Hortense et le père Claude lui firent conduite dans le courtil. À la barrière, il les arrêta : il embrassa sa mère, puis son père. Le vieux se tenait tête nue, tout cassé et, sans s’en apercevoir, il levait les mains vers les épaules de son fils. Celui-ci prit ces pauvres mains qui tremblaient et, doucement, les abaissa ; pour la première fois, une lueur d’attendrissement passa dans ses yeux, mais il se ressaisit vite, dressa la tête, les poings serrés.

— Il faut être fort ! dit-il ; soyez forts, quoi qu’il arrive ! Adieu ! je vous écrirai en arrivant là-bas.

Et il partit, sanglé dans son costume bleu, un peu plus droit que de coutume, faisant claquer ses talons sur la route sèche.

Il n’écrivit jamais.

Dix jours plus tard, exactement, le père Claude labourait pour les pommes de terre dans un champ du Paridier qui bordait la route de Sérigny. Derrière lui, Francine semait les tubercules dans le sillon.

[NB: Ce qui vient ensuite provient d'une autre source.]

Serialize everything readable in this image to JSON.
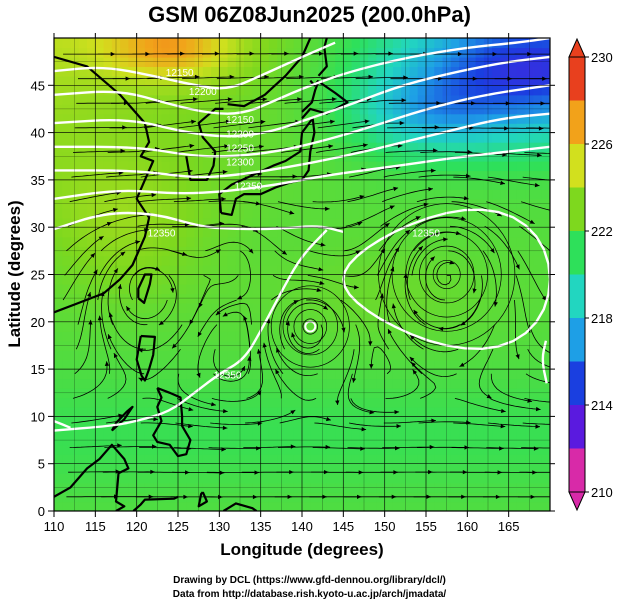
{
  "title": "GSM 06Z08Jun2025 (200.0hPa)",
  "x_axis": {
    "label": "Longitude (degrees)",
    "ticks": [
      "110",
      "115",
      "120",
      "125",
      "130",
      "135",
      "140",
      "145",
      "150",
      "155",
      "160",
      "165"
    ],
    "range": [
      110,
      170
    ]
  },
  "y_axis": {
    "label": "Latitude  (degrees)",
    "ticks": [
      "0",
      "5",
      "10",
      "15",
      "20",
      "25",
      "30",
      "35",
      "40",
      "45"
    ],
    "range": [
      0,
      50
    ]
  },
  "colorbar": {
    "ticks": [
      "230",
      "226",
      "222",
      "218",
      "214",
      "210"
    ],
    "range": [
      210,
      230
    ],
    "colors": [
      "#d82aa8",
      "#5a1adf",
      "#1a3fe0",
      "#1e9fe6",
      "#22d6c0",
      "#2ee05a",
      "#7ed81e",
      "#d2e01e",
      "#f2a21a",
      "#e8401e"
    ]
  },
  "contour_labels": [
    {
      "text": "12150",
      "lon": 125.2,
      "lat": 46.0
    },
    {
      "text": "12200",
      "lon": 128.0,
      "lat": 44.0
    },
    {
      "text": "12150",
      "lon": 132.5,
      "lat": 41.0
    },
    {
      "text": "12200",
      "lon": 132.5,
      "lat": 39.5
    },
    {
      "text": "12250",
      "lon": 132.5,
      "lat": 38.0
    },
    {
      "text": "12300",
      "lon": 132.5,
      "lat": 36.5
    },
    {
      "text": "12350",
      "lon": 133.5,
      "lat": 34.0
    },
    {
      "text": "12350",
      "lon": 131.0,
      "lat": 14.0
    },
    {
      "text": "12350",
      "lon": 123.0,
      "lat": 29.0
    },
    {
      "text": "12350",
      "lon": 155.0,
      "lat": 29.0
    }
  ],
  "credits": [
    "Drawing by DCL (https://www.gfd-dennou.org/library/dcl/)",
    "Data from http://database.rish.kyoto-u.ac.jp/arch/jmadata/"
  ],
  "colors": {
    "contour": "#ffffff",
    "grid": "#000000",
    "streamline": "#000000"
  }
}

Elle se trouvait près de la route lorsque le facteur passa ; descendant de bicyclette, il lui tendit une lettre.

— Pour M. Misanger ! dit-il.

Francine prit la lettre, courut derrière la charrue. Le père Claude arrêta les bœufs et se retourna.

— Voici ce que vous attendiez, dit-elle.

La figure du vieux s’éclaira.

— C’est de Constant ? demanda-t-il.

— Je le crois ! répondit-elle, après avoir regardé les cachets.